Há 15 anos a fazer comédia à medida do freguês

Os Commedia a la Carte estão no Teatro Villaret, em Lisboa, com um espetáculo quase todo improvisado

Sabem qual é o som de três mil pessoas a dar uma gargalhada ao mesmo tempo? Os Commedia a la Carte sabem. Em fevereiro deste ano, para assinalar os 15 anos de carreira, decidiram "cometer a loucura" de apresentar o seu espetáculo nos coliseus de Lisboa e do Porto. Os bilhetes esgotaram-se em semanas, antes sequer de os cartazes terem sido colocados nas ruas. De tal forma que os três humoristas - César Mourão, Ricardo Peres e Carlos M. Cunha - decidiram não fazer cartazes e ofereceram o espaço publicitário, que já estava pago, a um projeto de solidariedade. "Não gostamos muito de falar disto, queremos é que as pessoas venham e se divirtam", diz César Mourão que, por causa da televisão é o rosto mais conhecido dos três.

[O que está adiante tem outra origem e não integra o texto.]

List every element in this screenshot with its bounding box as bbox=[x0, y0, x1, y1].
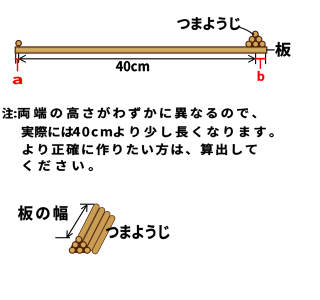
red tick at a bbox=[15, 58, 20, 60]
note text line 3 bbox=[23, 144, 257, 156]
board (plank, top figure) bbox=[15, 47, 267, 53]
dimension line 40cm bbox=[19, 58, 255, 60]
bottom arrow barbs bbox=[67, 230, 73, 237]
extension line right C (dim end) bbox=[255, 54, 257, 65]
extension line left B (dim start) bbox=[18, 54, 20, 63]
red drop line at a bbox=[17, 59, 19, 71]
left arrowhead bbox=[19, 55, 26, 62]
right arrowhead bbox=[248, 55, 255, 62]
toothpick bundle rods (bottom figure) bbox=[79, 207, 112, 251]
red label b bbox=[258, 71, 265, 81]
leader line to ita label bbox=[266, 49, 274, 51]
red tick at b bbox=[255, 58, 267, 60]
red label a bbox=[13, 77, 22, 84]
note text line 1 bbox=[2, 107, 256, 119]
dot on top toothpick (leader end) bbox=[252, 33, 254, 35]
bundle end circles (7 toothpick ends) bbox=[69, 237, 90, 254]
extension line right D (board right edge) bbox=[265, 54, 267, 65]
leader curve from tsumayouji label to stack bbox=[240, 28, 252, 34]
bottom tick bbox=[55, 237, 70, 239]
label tsumayouji (top) bbox=[177, 17, 240, 30]
note text line 4 bbox=[23, 160, 93, 171]
toothpick stack circles (pyramid of 6) bbox=[246, 31, 265, 47]
label 40cm bbox=[116, 61, 149, 71]
toothpick end circle at left end of board bbox=[16, 41, 21, 46]
label ita-no-haba (board width) bbox=[18, 206, 68, 221]
top arrow barbs bbox=[81, 205, 87, 212]
label ita (board) bbox=[275, 42, 290, 57]
label tsumayouji (bottom) bbox=[106, 225, 169, 239]
top tick bbox=[80, 203, 94, 205]
note text line 2 bbox=[22, 126, 274, 137]
toothpick stack backing (dark gaps) at right end bbox=[246, 31, 267, 47]
double arrow (bundle length = board width) shaft bbox=[67, 205, 87, 238]
red drop line at b bbox=[259, 59, 261, 69]
extension line left A (board left edge) bbox=[15, 54, 17, 64]
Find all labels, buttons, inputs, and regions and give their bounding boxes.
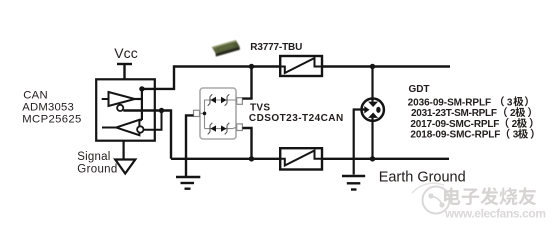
node pin1 rail junction [249, 64, 254, 69]
wire GDT bottom [371, 118, 373, 159]
SMD chip photo [212, 40, 241, 57]
node pin2 rail junction [249, 156, 254, 161]
signal ground symbol [115, 160, 135, 174]
svg-text:2: 2 [512, 119, 518, 130]
wire top bus rail [322, 65, 450, 67]
TVS internal rails [200, 100, 237, 129]
watermark text 电子发烧友 [444, 187, 536, 205]
svg-text:Earth Ground: Earth Ground [379, 170, 466, 186]
svg-text:GDT: GDT [409, 84, 430, 95]
diode D1 [208, 94, 216, 106]
TBU T2 box [280, 148, 322, 169]
label GDT part list CJK [501, 96, 534, 138]
svg-text:R3777-TBU: R3777-TBU [250, 42, 302, 53]
wire bottom bus rail [171, 158, 449, 160]
TVS pin 3 (left) [194, 110, 200, 116]
svg-text:2017-09-SMC-RPLF: 2017-09-SMC-RPLF [410, 119, 499, 130]
receiver inverting bubble [137, 126, 143, 132]
svg-text:CDSOT23-T24CAN: CDSOT23-T24CAN [249, 113, 343, 124]
diode D4 [221, 123, 229, 135]
wire CANH inside box [135, 88, 142, 120]
svg-text:2036-09-SM-RPLF: 2036-09-SM-RPLF [408, 97, 492, 108]
driver buffer A1 [102, 92, 135, 106]
svg-text:Signal: Signal [77, 151, 110, 163]
wire receiver input branch [143, 111, 161, 130]
wire TVS pin1 to CANH rail [242, 67, 251, 99]
svg-text:3: 3 [513, 130, 519, 141]
watermark logo circle [412, 183, 450, 213]
signal ground wire [122, 141, 124, 160]
TVS pin 2 (right bottom) [237, 124, 243, 131]
TBU T2 element [280, 151, 322, 166]
power Vcc tap [117, 64, 132, 79]
label GDT part list [408, 97, 519, 140]
TBU T1 box [280, 56, 322, 76]
svg-text:TVS: TVS [250, 103, 270, 114]
wire TVS pin2 to CANL rail [242, 128, 251, 159]
node CANH junction [139, 86, 144, 91]
svg-text:2: 2 [510, 108, 516, 119]
wire GDT electrode to earth [354, 110, 365, 175]
label Signal Ground [77, 151, 117, 176]
wire GDT top [371, 67, 373, 102]
TVS pin 1 (right top) [237, 98, 243, 105]
TBU T1 element [280, 58, 322, 73]
earth ground 2 [342, 176, 365, 190]
svg-text:2018-09-SMC-RPLF: 2018-09-SMC-RPLF [410, 130, 500, 141]
TVS U2 body [200, 88, 236, 139]
receiver buffer A2 [102, 120, 139, 135]
wire TVS common to earth [186, 115, 194, 176]
node CANL junction [159, 108, 164, 113]
earth ground 1 [176, 177, 200, 189]
wire CANL from driver bubble [123, 111, 171, 159]
diode D2 [221, 94, 229, 106]
svg-text:2031-23T-SM-RPLF: 2031-23T-SM-RPLF [411, 108, 497, 119]
svg-text:Vcc: Vcc [114, 45, 138, 61]
transceiver U1 box [96, 79, 155, 140]
label CAN / ADM3053 / MCP25625 [22, 89, 81, 125]
node TVS common [203, 112, 207, 116]
svg-text:3: 3 [507, 97, 513, 108]
GDT V1 [362, 99, 384, 121]
wire CANH to bus [142, 67, 280, 89]
diode D3 [208, 123, 216, 135]
svg-text:www.elecfans.com: www.elecfans.com [444, 206, 546, 220]
node GDT bottom junction [370, 156, 375, 161]
driver inverting bubble [117, 105, 123, 111]
node GDT top junction [370, 64, 375, 69]
svg-text:MCP25625: MCP25625 [22, 114, 81, 126]
svg-text:CAN: CAN [23, 89, 48, 101]
svg-text:ADM3053: ADM3053 [22, 102, 74, 114]
svg-text:Ground: Ground [77, 164, 117, 176]
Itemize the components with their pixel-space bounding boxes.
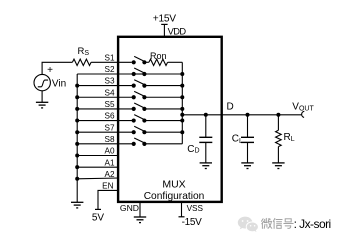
wire S7 out [144,131,182,133]
wire S2 row [77,73,134,75]
left ground bus [76,74,78,202]
wire A2 row [77,177,119,180]
svg-text:S1: S1 [104,53,114,62]
svg-text:CL: CL [232,133,243,145]
node D wire to output [182,114,302,116]
terminal tick VDD [161,23,167,25]
wire Vin top to Rs [42,62,72,74]
junction dots on left bus [75,84,79,181]
switch S8 [132,138,147,146]
svg-text:Vin: Vin [52,79,66,90]
label MUX Configuration [144,179,205,202]
pin labels [102,53,115,190]
svg-text:S8: S8 [104,135,114,144]
terminal VOUT [302,111,305,117]
wire S3 row [77,85,134,87]
svg-text:RS: RS [78,46,90,57]
switch S5 [132,103,147,111]
resistor Ron [149,59,168,65]
switch S6 [132,115,147,123]
watermark wechat icon [238,217,258,232]
svg-text:S6: S6 [104,112,114,121]
wire VDD [163,24,165,36]
svg-text:Configuration: Configuration [144,191,205,202]
svg-text:GND: GND [120,203,139,213]
switch S3 [132,80,147,88]
ground (CL) [241,163,253,169]
svg-text:A2: A2 [104,170,114,179]
svg-text:S3: S3 [104,77,114,86]
wire S5 out [144,108,182,110]
wire GND pin [139,203,141,217]
capacitor CD [199,115,212,163]
wire Vin bottom to ground [41,91,43,103]
watermark text 号 [284,219,293,229]
internal output bus [181,62,183,144]
wire S7 row [77,131,134,133]
svg-text:A1: A1 [104,158,114,167]
terminal tick 5V [95,208,101,210]
svg-text:D: D [227,102,234,113]
svg-text:: Jx-sori: : Jx-sori [294,217,331,231]
wire Ron to bus [168,61,183,63]
switch S7 [132,126,147,134]
svg-text:+15V: +15V [153,14,177,25]
watermark text 信 [273,218,282,228]
capacitor CL [241,115,254,163]
svg-text:5V: 5V [92,212,105,223]
svg-text:S4: S4 [104,88,114,97]
wire S3 out [144,85,182,87]
wire S4 row [77,96,134,98]
source Vin [34,74,50,90]
svg-text:VSS: VSS [187,204,204,213]
watermark text 微 [262,218,272,228]
svg-text:+: + [47,65,53,76]
svg-text:S5: S5 [104,100,114,109]
resistor RS [72,59,91,65]
wire S4 out [144,96,182,98]
resistor RL [276,115,282,163]
MUX box U1 [118,37,222,202]
ground (CD) [200,163,212,169]
svg-text:Ron: Ron [150,51,167,61]
ground (RL) [272,163,284,169]
svg-text:VDD: VDD [168,27,187,37]
switch S1 [132,56,147,64]
svg-text:S7: S7 [104,123,114,132]
switch S2 [132,68,147,76]
junction dots on D wire [204,113,281,117]
wire Rs to S1 pin [91,61,132,63]
wire EN to 5V [98,190,119,209]
wire S2 out [144,73,182,75]
svg-text:MUX: MUX [162,179,185,191]
svg-text:S2: S2 [104,65,114,74]
wire A0 row [77,155,119,157]
junction dots on bus [180,72,184,134]
svg-text:A0: A0 [104,147,114,156]
wire S6 out [144,120,182,122]
svg-text:EN: EN [102,182,113,191]
svg-text:VOUT: VOUT [292,101,314,112]
svg-text:RL: RL [284,132,295,143]
wire S6 row [77,120,134,122]
pin VSS [181,203,183,217]
ground (left bus) [71,202,83,208]
wire S8 out [144,143,182,145]
wire A1 row [77,166,119,168]
ground (Vin) [36,102,48,108]
wire S8 row [77,143,134,145]
switch S4 [132,91,147,99]
svg-text:CD: CD [187,144,199,155]
wire S5 row [77,108,134,110]
wire S1 switch to Ron [144,61,149,63]
svg-text:-15V: -15V [182,217,203,228]
terminal tick VSS [179,216,185,218]
ground (GND pin) [134,217,146,223]
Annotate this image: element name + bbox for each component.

Tudo começou em 1999 no Chapitô, a escola de circo em Lisboa, onde César Mourão, Ricardo Peres e Carlos M. Cunha se encontraram. "Houve logo ali uma sintonia, gostávamos do trabalho uns dos outros", lembram. A esta história há ainda que acrescentar o belga Bruno Decorte, que na altura explorava o restaurante na Costa do Castelo, e que os desafiou a fazerem qualquer coisa diferente para aquele espaço: "Ele até construiu um palco pequenino no restaurante, que ainda lá está, e investiu em microfones e aparelhagens", lembra César Mourão. "O Bruno falou-nos de uns campeonatos de improvisação que havia na Bélgica e nós achámos piada ao conceito. E o Ricardo tinha vindo entusiasmado de Nova Iorque onde tinha feito uns workshops de improvisação. Decidimos arriscar."

Arriscaram. Disseram aos amigos e começaram a apresentar-se ali todas as segundas-feiras, que era o dia de folga do restaurante. Depois, os amigos disseram aos amigos e, quase sem saber como, as pessoas começaram a aparecer, a rir e a voltar, enchendo o pequeno espaço.